Release Date: June 21, 2019
Cast: Tom Hanks, Tim Allen, Annie Potts, Tony Hale, Keegan-Michael Key, Jordan Peele, Joan Cusack
Director: Josh Cooley
Studio: Walt Disney Pictures, Pixar Animation Studios
Distributor: Walt Disney Studios Motion Pictures
Spoilers: Medium
Rating: ★ ★ ★ ☆ ☆
IMDB| Rotten Tomatoes| Wikipedia
This was a perfectly enjoyable movie that no one ever asked for.
Back when Pixar was in its heyday, I watched a documentary about the company. It focused on the company’s wacky creatives and pulled back the curtain on some of the most groundbreaking animation in film.

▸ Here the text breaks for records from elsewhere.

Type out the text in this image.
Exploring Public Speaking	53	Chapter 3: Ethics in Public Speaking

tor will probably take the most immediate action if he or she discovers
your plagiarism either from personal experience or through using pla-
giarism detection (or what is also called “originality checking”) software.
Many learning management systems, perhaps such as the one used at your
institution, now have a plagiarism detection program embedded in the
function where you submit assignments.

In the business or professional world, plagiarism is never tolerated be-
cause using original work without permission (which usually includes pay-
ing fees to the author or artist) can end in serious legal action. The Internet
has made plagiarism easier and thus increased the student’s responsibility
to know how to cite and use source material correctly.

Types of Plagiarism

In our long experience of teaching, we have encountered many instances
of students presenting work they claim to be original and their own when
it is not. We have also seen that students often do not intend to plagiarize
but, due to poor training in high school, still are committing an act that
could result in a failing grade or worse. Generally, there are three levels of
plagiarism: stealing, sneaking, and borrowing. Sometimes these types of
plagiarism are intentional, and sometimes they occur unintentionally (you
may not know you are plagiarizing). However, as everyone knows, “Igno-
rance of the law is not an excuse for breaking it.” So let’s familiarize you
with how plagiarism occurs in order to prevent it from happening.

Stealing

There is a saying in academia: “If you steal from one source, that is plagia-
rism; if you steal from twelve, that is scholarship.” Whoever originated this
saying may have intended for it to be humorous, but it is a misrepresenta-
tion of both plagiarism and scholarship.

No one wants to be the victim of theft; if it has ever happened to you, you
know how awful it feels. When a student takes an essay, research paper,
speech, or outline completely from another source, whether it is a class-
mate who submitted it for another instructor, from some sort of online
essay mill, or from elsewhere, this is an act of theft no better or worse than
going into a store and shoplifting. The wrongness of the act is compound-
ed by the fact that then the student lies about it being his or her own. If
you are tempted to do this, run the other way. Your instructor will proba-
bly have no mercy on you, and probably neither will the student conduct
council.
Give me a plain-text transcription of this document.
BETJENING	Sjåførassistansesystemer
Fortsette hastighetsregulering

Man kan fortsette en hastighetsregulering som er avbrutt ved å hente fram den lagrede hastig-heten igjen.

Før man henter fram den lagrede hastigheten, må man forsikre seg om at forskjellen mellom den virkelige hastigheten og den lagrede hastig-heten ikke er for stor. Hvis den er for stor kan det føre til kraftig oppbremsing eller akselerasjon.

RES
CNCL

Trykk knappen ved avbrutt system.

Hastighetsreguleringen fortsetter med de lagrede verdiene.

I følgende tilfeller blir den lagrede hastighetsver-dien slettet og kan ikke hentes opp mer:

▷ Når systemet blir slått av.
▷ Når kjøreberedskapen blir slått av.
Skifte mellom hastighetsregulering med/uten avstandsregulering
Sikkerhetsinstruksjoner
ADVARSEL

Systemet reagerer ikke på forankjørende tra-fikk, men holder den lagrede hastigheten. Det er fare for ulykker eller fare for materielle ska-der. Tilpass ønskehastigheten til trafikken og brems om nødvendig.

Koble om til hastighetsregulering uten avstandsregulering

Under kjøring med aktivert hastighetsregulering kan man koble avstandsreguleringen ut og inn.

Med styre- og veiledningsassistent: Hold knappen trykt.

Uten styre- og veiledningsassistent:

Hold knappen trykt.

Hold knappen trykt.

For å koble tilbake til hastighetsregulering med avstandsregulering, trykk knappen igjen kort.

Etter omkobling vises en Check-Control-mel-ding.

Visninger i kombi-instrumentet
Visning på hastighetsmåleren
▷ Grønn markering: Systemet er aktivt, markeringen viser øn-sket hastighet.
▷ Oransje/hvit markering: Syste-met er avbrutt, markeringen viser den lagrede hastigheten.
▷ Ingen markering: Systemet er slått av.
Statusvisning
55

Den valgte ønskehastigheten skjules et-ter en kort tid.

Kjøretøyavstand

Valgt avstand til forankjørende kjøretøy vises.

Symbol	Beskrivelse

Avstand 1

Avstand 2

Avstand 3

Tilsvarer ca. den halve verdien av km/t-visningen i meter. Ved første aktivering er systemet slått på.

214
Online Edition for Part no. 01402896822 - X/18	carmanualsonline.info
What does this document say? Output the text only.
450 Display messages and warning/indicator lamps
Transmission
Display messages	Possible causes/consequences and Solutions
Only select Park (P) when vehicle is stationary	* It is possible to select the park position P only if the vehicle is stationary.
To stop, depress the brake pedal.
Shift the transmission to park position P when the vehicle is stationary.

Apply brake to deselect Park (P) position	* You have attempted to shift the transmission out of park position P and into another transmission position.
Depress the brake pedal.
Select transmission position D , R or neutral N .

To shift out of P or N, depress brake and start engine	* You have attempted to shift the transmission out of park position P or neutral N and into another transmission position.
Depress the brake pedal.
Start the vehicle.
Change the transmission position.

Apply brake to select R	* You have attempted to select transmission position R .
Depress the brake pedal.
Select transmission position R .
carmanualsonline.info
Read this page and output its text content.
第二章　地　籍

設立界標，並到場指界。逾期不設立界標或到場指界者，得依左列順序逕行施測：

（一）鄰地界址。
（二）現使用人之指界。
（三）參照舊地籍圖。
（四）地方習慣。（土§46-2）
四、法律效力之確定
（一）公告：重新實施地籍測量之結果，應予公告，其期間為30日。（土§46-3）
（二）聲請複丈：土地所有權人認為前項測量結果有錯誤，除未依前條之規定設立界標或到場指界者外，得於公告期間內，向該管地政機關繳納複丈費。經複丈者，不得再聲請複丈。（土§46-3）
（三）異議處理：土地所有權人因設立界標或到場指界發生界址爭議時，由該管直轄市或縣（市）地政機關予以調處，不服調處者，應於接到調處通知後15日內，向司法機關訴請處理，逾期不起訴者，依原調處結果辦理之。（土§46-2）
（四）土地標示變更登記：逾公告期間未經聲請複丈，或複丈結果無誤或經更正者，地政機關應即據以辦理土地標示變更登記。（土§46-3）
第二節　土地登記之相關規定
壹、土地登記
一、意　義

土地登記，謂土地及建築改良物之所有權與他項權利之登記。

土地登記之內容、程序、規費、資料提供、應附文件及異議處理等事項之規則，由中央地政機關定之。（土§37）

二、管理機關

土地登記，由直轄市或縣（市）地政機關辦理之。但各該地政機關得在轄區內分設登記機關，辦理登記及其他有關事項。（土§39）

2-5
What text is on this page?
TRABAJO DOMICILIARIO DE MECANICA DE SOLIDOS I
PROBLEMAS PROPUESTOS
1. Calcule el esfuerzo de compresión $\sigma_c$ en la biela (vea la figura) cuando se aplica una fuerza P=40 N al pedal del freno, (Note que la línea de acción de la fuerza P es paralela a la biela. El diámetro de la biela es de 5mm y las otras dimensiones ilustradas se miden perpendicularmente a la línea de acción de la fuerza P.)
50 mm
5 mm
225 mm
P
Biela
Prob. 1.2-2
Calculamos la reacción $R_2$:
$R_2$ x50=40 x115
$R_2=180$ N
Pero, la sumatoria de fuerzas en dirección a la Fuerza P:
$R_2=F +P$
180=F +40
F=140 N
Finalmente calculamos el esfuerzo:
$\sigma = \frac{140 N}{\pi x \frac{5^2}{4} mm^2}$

The company was intent that the team wouldn’t produce a film if they didn’t feel that they had a unique, compelling story to tell.
I have one question.
Where did that philosophy go?
Somewhere between Wall-E and Toy Story 4, I think it got lost along the way. Now, we get a series of blandly nice, keep-the-lights-on, creatively bereft, if not outright lazy, sequels – I’m talking your Finding Nemo and Cars 2‘s and 3’s.
Where has the magic gone?
I don’t know, but you won’t find much of it here.
Part of the joy of Pixar (beyond its incredibly lifelike, lightyear propulsion of the art of animation) is its ability to tell emotional stories. The company was able to capture emotion and jerk tears. They captured the ‘it’ factor, and they recreated their success again and again.
It was incredible how one company could take your heart and twist it into bits with 2 minutes of an aging couple’s love story (Up) or make you feel achingly lonely for a trash-compacting robot. Both without saying a single word.
Toy Story 4 was a perfectly nice movie. I’m sure it will do well for the company. It’s fun to watch, perfect to merchandise. The orchestra does the most, and the stellar voice actors do the rest.
The storyline, however, does very little to add to the franchise. The stakes weren’t high enough. In the other movies, it was all about losing and finding families, new connections, about growing up and letting go. This movie fits less thematically with the rest.
Instead, it’s more of a road-trip movie with some comedic horror elements. We focus on Woody’s journey toward fulfillment, and the scary thought that it might not be with his current family.
With Bonnie increasingly leaving Woody on the shelf, he tries to find new ways to keep her happy. One of those ways is by keeping the dorkily hilarious Sporky (a spork with googley eyes and pipe cleaner arms) from running away from Bonnie and throwing himself in the trash.
When the family goes on a road trip and Sporky gets lost, Woody has to track him down and bring him home. Along the way, he runs into an antique shop filled with creepy ventriloquist dolls run by a megalomaniac talking doll with a broken voicebox. This horror-esque comedy definitely got the most laughs and jump scares from the audience. It was the high point of the movie.
Woody then reunites with Little Bo Peep, who has been living her best life as an independent toy traveling wherever she pleases. (I have thoughts about how the creators coded her, but I’ll leave it at there’s no way this chick is straight. Peep is a gay icon #pride)
Also there’s some fun carnival action scenes with the brilliant Key & Peele playing plush prizes.
Everything is enjoyable, but nothing really rips you into pieces and glues you back together with a cleansing cry. There’s nothing new here. There’s nothing innovative, and there’s nothing really emotional. It’s the perfectly pleasant movie that no one asked for.
4 is just a little too far, and Pixar has set the bar a little too high. If I didn’t have the context of the rest of the series, this would have been a pretty good movie. But I do have that context. And Toy Story 4 just falls flat in comparison.